For questions, concerns, or requests about your privacy or this Privacy Policy, contact us at:
Email: support@roomio.io
Mail: Phoria Pty Ltd, 297 Napier Street, Fitzroy VIC 3065, Australia

13. Changes to this Privacy Policy

We may update this Privacy Policy from time to time to reflect changes to our practices or for legal reasons. The updated version will be posted in the App and on our website, with a revised “Last updated” date.

We encourage you to review it periodically. Your continued use of Roomio after any updates constitutes your acceptance of those changes.

14. Sub-processors

We engage third-party service providers (Sub-processors) to help us deliver, monitor and maintain the Roomio App. These Sub-processors process limited data on our behalf under contractual obligations consistent with this clause and our Privacy Policy.

Stripe (Stripe Payments Australia Pty Ltd / Stripe, Inc.)

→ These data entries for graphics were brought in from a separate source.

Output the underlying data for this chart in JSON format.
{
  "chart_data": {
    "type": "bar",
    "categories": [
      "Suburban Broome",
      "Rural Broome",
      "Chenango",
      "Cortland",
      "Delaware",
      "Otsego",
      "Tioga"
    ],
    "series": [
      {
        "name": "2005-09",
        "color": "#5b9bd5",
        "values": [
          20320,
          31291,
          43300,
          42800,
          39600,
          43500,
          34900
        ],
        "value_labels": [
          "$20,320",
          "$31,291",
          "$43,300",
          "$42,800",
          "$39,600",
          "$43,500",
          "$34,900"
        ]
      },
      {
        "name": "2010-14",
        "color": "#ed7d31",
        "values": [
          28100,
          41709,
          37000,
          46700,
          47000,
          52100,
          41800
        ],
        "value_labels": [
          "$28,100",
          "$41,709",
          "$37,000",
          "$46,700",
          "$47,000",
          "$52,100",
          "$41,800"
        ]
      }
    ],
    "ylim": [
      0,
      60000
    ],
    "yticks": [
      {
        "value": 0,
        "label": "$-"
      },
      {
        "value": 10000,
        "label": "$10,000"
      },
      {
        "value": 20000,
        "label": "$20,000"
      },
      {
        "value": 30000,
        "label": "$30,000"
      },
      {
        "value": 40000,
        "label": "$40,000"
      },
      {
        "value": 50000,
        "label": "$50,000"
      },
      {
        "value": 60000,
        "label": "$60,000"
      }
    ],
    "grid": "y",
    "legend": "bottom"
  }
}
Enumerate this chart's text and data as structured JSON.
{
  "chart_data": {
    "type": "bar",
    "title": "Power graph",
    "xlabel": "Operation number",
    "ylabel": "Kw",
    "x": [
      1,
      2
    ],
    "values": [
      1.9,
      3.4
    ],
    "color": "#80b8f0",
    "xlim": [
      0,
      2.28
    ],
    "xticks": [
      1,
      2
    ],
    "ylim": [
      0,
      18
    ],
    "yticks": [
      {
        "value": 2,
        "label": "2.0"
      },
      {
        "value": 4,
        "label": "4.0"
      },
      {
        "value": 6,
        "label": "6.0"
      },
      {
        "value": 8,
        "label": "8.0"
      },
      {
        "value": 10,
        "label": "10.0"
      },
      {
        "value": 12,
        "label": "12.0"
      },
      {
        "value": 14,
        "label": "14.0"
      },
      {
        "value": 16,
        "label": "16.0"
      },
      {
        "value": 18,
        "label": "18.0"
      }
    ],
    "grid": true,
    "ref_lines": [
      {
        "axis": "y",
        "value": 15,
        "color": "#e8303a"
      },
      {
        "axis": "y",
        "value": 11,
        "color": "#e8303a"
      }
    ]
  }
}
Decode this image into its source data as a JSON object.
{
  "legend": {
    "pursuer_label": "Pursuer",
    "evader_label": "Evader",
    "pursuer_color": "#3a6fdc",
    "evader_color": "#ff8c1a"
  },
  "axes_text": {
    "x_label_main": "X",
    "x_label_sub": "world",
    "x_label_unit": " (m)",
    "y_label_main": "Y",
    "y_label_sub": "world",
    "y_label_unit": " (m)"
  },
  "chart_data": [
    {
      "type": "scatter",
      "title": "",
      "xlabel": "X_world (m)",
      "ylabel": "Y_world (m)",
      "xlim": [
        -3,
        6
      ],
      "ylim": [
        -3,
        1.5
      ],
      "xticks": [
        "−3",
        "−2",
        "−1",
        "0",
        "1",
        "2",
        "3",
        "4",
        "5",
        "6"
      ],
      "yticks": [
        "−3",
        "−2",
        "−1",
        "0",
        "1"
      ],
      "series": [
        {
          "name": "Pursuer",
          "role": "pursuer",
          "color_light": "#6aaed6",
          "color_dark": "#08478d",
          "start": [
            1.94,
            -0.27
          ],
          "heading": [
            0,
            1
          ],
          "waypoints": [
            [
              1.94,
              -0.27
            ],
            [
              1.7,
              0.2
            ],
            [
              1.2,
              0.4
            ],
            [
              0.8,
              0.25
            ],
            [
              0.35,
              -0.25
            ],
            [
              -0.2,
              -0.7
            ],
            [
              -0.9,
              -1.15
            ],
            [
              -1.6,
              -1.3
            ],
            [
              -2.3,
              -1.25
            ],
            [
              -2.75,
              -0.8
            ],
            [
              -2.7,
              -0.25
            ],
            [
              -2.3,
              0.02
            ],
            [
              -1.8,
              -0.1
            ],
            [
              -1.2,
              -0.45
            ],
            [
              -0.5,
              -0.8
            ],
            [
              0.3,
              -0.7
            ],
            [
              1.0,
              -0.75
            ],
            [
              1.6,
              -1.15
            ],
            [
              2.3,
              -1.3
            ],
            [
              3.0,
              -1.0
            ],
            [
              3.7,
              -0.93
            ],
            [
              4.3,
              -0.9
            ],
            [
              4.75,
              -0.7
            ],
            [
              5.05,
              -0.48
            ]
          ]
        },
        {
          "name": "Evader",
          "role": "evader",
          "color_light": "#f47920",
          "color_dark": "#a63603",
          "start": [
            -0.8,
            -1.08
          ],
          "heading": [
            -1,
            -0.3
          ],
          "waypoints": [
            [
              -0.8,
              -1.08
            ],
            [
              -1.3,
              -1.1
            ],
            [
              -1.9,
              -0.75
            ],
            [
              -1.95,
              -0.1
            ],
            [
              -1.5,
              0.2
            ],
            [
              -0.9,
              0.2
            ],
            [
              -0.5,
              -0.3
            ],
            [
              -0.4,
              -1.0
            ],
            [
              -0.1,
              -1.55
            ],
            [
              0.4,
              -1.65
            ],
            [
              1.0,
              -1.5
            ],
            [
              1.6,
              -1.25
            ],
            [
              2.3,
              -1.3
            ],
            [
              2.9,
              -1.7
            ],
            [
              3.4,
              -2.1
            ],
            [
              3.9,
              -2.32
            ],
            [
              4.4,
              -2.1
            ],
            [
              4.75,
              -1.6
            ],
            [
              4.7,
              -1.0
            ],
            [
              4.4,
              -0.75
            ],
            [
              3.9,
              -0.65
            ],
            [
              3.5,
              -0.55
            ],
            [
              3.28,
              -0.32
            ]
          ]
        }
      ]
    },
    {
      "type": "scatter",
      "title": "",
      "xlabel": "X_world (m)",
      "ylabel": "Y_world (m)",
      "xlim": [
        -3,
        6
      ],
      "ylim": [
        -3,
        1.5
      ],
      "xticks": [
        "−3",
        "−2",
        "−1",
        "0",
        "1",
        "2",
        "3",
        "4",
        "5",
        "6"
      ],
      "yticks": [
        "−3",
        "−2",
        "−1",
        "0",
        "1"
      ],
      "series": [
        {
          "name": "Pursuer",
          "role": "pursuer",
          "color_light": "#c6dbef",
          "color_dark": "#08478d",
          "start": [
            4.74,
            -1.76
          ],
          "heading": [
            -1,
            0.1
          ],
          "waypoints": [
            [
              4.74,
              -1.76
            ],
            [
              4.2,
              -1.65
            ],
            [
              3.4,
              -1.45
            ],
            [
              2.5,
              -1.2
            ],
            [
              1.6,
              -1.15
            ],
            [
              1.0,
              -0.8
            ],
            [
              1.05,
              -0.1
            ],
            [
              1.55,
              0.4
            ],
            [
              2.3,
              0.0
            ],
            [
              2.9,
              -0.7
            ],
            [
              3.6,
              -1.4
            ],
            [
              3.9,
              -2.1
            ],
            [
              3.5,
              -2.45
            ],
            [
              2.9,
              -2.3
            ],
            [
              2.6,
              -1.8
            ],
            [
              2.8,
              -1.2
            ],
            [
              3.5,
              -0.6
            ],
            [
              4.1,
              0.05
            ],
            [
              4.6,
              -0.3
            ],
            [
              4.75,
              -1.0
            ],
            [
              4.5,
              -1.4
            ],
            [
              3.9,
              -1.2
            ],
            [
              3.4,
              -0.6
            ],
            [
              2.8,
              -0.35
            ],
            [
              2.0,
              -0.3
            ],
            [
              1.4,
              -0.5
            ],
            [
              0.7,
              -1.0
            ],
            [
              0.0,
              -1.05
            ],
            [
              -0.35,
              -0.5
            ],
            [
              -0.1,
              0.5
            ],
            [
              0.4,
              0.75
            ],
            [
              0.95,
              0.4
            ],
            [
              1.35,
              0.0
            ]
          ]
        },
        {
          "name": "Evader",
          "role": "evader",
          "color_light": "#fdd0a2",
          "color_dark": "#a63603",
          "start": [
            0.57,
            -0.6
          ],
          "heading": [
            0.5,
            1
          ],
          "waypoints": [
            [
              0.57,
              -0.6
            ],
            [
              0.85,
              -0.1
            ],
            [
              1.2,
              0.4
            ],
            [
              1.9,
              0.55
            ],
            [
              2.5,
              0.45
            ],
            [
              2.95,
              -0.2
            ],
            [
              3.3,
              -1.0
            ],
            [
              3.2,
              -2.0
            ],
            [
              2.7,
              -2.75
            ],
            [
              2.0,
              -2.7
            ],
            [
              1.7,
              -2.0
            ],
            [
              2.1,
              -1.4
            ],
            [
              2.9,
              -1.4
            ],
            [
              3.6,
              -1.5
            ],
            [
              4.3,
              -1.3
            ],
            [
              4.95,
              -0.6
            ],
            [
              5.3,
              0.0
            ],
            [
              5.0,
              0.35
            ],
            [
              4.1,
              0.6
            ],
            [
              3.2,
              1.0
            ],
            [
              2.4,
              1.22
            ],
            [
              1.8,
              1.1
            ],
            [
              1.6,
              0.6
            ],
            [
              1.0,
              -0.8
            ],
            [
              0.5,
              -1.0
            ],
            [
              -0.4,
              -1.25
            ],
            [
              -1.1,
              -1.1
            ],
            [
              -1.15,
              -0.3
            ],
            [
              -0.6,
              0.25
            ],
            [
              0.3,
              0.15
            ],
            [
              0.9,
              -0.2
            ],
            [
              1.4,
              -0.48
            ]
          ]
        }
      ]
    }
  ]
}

  • Purpose: Payment processing
  • Data processed: Name, email, billing address, payment card details, transaction history
  • Location: United States (EU–US Data Privacy Framework compliant)
  • Privacy policy: https://stripe.com/privacy

Sentry (Functional Software, Inc.)

  • Purpose: Error monitoring and diagnostics
  • Data processed: Error stack traces, user ID, email (if set in scope), IP address, browser/device metadata, request URLs
  • Location: United States (EU–US Data Privacy Framework compliant)
  • Privacy policy: https://sentry.io/privacy/

Elastic Cloud (Elasticsearch B.V.)

  • Purpose: Application log storage and search
  • Data processed: Server-side application logs which may include user ID, IP address, request paths, and timestamps
  • Location: AWS ap-southeast-2 (Sydney)
  • Privacy policy: https://www.elastic.co/legal/privacy-statement

Mixpanel (Mixpanel, Inc.)

  • Purpose: Product analytics and user behaviour tracking
  • Data processed: User ID, device identifiers, IP address, app usage events, screen views, session metadata
  • Location: United States
  • Privacy policy: https://mixpanel.com/legal/privacy-policy/

Google Analytics (Google LLC)

  • Purpose: Website and app usage analytics
  • Data processed: IP address (truncated where applicable), device identifiers, browser/device metadata, referral sources, app usage statistics
  • Location: United States
  • Privacy policy: https://policies.google.com/privacy

HubSpot (HubSpot, Inc.)

  • Purpose: Marketing communications, CRM and email delivery
  • Data processed: Name, email address, marketing preferences, engagement data
  • Location: United States (EU–US Data Privacy Framework compliant)
  • Privacy policy: https://legal.hubspot.com/privacy-policy

Apple (Apple Inc.)

  • Purpose: App distribution, sign-in services and in-app analytics
  • Data processed: Apple ID identifiers, device identifiers, app usage and crash data
  • Location: United States
  • Privacy policy: https://www.apple.com/legal/privacy/

Freshdesk (Freshworks Inc.)

  • Purpose: Customer support ticketing and communications
  • Data processed: Name, email address, support queries and correspondence
  • Location: United States (with regional data centres available)
  • Privacy policy: https://www.freshworks.com/privacy/

Meta Platforms, Inc.

  • Purpose: Advertising conversion measurement and campaign optimisation
  • Data processed: Internal account ID, app event data
  • Location: United States (EU–US Data Privacy Framework compliant)
  • Privacy policy: https://www.facebook.com/privacy/policy/

AppsFlyer Ltd.

  • Purpose: Mobile attribution and marketing analytics
  • Data processed: Internal account ID, in-app event data, device and install attribution data
  • Location: United States / Israel (Israel holds an EU adequacy decision)
  • Privacy policy: https://www.appsflyer.com/legal/privacy-policy/

Google Firebase (Google LLC)

  • Purpose: Mobile app analytics (feature usage, funnels, retention)
  • Data processed: Internal account ID, app interaction events, device metadata
  • Location: United States
  • Privacy policy: https://policies.google.com/privacy

We may update our Sub-processors from time to time. Material changes will be communicated in line with clause 13 (Changes to this Privacy Policy).